Modern magicians

I was listening to the audio book version of Surely Your Joking, Mr. Feynman! the other day and Feynman told of trying to teach his artist friend about science in return for the artist to teach him about art. It turned out that Feynman was a much better artist than the artist was a scientist. In fact the artist couldn’t get anywhere with science. And Feynman observed that it wasn’t just artists. It was pervasive in our society and perhaps in the human species. I’ve run into it myself some even with people that appear at first glance to be above average in intelligence. The concept that Feynman expressed was that people think engineers and scientists can do anything. You just have to tell them what you want and they could build it if they wanted to. People think of us as magicians.

One of the examples Feynman mentioned was that he was asked to be an adviser to the military and after some reluctance agreed to attend a meeting or two to see if he could contribute. One of the problems the military wanted help solving was the refueling of tanks. As they advanced on the battlefield they would run out of fuel and needed to be refueled. Why didn’t the scientists just create an engine that used sand for fuel? Then the tank could just have a little scoop on the bottom and refuel itself as it moved along.

We are not magicians. There are physical laws that we not only don’t know how to break but can’t be broken. We may find a loophole someday but that is a very risky bet. Politicians make laws that everyone knows how to break but I’m not sure people in general understand the difference.

To make things worse our politicians write laws as if we actually are magicians. The universal biometric identification card, fingerprints, airplane security searches, and “ballistic fingerprints” are just a few of the examples that are applicable to my domain of blogging. And what happens when science doesn’t come through like the advocates want us to? They bury their head in the sand and insist it’s working even when it’s not and cannot possibly work. People will want to believe something so bad that they will believe it despite evidence to the contrary.

In the cases above there is a fundamental problem that many people don’t realize exists. It’s a MUCH different problem that many other hard problems scientists and engineers have been able to solve.
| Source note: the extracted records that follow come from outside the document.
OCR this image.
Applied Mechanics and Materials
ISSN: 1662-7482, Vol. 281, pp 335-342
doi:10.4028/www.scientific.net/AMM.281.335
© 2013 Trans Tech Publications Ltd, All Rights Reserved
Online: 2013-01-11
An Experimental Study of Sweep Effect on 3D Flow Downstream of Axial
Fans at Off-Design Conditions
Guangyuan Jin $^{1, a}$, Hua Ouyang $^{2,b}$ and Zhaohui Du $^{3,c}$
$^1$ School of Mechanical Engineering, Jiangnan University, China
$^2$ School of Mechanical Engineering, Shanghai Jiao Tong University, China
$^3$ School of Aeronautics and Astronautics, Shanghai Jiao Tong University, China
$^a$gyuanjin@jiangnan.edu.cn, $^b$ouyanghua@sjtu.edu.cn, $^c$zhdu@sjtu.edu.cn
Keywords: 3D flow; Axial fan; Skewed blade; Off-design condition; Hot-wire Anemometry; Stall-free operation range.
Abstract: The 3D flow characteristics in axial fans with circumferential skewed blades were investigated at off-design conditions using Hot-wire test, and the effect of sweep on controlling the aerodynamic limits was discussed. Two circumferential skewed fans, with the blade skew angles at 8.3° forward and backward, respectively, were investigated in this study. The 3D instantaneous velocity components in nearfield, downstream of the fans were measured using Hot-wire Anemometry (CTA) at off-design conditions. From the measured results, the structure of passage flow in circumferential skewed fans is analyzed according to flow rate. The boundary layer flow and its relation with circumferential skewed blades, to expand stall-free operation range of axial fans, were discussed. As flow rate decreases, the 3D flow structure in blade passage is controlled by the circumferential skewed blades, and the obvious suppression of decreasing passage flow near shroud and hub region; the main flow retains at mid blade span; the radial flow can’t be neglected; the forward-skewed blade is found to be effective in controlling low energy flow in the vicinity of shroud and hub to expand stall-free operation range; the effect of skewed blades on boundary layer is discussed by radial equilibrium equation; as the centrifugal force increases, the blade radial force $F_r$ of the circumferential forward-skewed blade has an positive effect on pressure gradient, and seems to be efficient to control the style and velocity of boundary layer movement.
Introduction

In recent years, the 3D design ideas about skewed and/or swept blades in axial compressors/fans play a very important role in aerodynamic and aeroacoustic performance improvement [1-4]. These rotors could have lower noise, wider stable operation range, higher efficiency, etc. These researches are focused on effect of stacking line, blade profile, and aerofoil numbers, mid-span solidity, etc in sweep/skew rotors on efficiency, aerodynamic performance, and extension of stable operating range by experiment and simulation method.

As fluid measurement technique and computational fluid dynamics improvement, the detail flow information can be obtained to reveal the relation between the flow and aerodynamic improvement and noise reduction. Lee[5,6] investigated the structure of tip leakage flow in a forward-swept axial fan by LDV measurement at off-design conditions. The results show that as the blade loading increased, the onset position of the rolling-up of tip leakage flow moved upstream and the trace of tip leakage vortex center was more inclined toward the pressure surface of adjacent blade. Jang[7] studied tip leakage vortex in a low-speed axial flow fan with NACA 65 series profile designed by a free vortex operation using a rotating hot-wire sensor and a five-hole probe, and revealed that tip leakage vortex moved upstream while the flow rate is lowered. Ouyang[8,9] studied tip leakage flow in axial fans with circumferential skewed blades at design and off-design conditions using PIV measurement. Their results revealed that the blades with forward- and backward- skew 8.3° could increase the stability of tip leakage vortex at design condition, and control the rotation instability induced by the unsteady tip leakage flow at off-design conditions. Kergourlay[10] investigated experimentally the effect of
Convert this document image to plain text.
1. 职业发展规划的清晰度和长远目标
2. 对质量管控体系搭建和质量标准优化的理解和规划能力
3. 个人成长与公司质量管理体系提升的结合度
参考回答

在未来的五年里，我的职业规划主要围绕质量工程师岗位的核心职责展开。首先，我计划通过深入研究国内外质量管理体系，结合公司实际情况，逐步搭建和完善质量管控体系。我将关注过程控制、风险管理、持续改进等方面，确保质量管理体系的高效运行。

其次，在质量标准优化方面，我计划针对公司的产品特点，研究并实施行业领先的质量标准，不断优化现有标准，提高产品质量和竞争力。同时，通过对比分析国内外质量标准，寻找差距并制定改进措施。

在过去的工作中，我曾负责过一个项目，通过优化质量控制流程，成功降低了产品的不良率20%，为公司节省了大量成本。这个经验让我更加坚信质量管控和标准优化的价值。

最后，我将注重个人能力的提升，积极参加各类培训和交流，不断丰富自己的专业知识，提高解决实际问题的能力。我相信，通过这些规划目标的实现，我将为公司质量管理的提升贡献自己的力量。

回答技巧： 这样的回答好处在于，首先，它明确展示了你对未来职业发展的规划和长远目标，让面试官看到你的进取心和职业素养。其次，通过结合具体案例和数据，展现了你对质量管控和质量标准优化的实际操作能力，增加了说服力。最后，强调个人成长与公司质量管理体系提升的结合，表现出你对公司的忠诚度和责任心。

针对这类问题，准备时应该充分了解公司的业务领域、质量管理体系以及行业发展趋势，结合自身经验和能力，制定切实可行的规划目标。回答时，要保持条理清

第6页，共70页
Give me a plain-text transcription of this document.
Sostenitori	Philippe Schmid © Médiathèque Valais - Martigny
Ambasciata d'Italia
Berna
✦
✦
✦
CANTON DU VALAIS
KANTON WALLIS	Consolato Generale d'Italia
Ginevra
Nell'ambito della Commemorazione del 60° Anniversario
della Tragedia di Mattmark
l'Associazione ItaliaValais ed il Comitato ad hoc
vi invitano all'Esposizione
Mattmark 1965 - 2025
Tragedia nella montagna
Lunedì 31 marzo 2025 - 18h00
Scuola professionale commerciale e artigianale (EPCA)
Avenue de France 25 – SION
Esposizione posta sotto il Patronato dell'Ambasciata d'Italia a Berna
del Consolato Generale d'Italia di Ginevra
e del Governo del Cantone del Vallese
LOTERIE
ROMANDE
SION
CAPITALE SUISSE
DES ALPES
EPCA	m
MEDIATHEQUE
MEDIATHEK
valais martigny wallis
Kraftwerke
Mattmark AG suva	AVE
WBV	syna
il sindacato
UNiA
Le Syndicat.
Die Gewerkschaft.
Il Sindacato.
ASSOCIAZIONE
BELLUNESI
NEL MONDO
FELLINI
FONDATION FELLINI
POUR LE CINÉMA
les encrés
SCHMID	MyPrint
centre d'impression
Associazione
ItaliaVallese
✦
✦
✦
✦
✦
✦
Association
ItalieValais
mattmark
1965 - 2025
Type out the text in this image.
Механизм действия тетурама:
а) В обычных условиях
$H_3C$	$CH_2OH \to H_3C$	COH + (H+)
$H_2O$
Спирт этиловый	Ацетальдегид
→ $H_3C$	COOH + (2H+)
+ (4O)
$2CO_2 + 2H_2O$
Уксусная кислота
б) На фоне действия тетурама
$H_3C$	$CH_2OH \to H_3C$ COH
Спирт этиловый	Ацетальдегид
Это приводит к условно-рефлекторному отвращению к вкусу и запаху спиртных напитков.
You used to hear things like, “If we can put a man on the moon why can’t we [fill in the blank]?” At one level I understand the feeling. Putting a man on the moon is so outside of our everyday experience that it would seem to be impossible. So why not solve something that would seem to be simple like identifying people? The fundamental difference is in one case you are “fighting” a nearly static “enemy”, “Mother Nature”, and in the other cases you are “fighting” an active thinking opponent.

I’m reminded of a quote that relates to this topic:

Campaigns to bearproof all garbage containers in wild areas have been difficult because, as one biologist put it, “There is a considerable overlap between the intelligence levels of the smartest bears and the dumbest tourists.”

Richard Wabrek

The opponent you are defending against in the case of the identification, airplane security and garbage container problems is constantly getting smarter. The earth, it’s atmosphere, the moon, gravity, and the dumbest tourists are not getting smarter.

Because of this fundamental difference in the nature of the problems any solution you find against an active opponent is likely to be short lived. In the case of a bear or a virus it may be possible to find a permanent solution. In the case of human opponents I think that in all cases it will be an unwinnable arms race. Solutions will come and with time and some smarts the opponents will defeat them with perhaps as little as one billionth as much money and effort as the solution builders put into it. The only question will be is, “Did we spend our money wisely on that solution?” Did we buy enough time before the solution was defeated to make the expenditure worthwhile? Or could we have spent that money on something else that would have been a better return on the dollar?

This concept can be extended even further. Think of the war on certain drugs and firearm bans. There is an active human opponent the solution provider is fighting. Those are battles that cannot be won.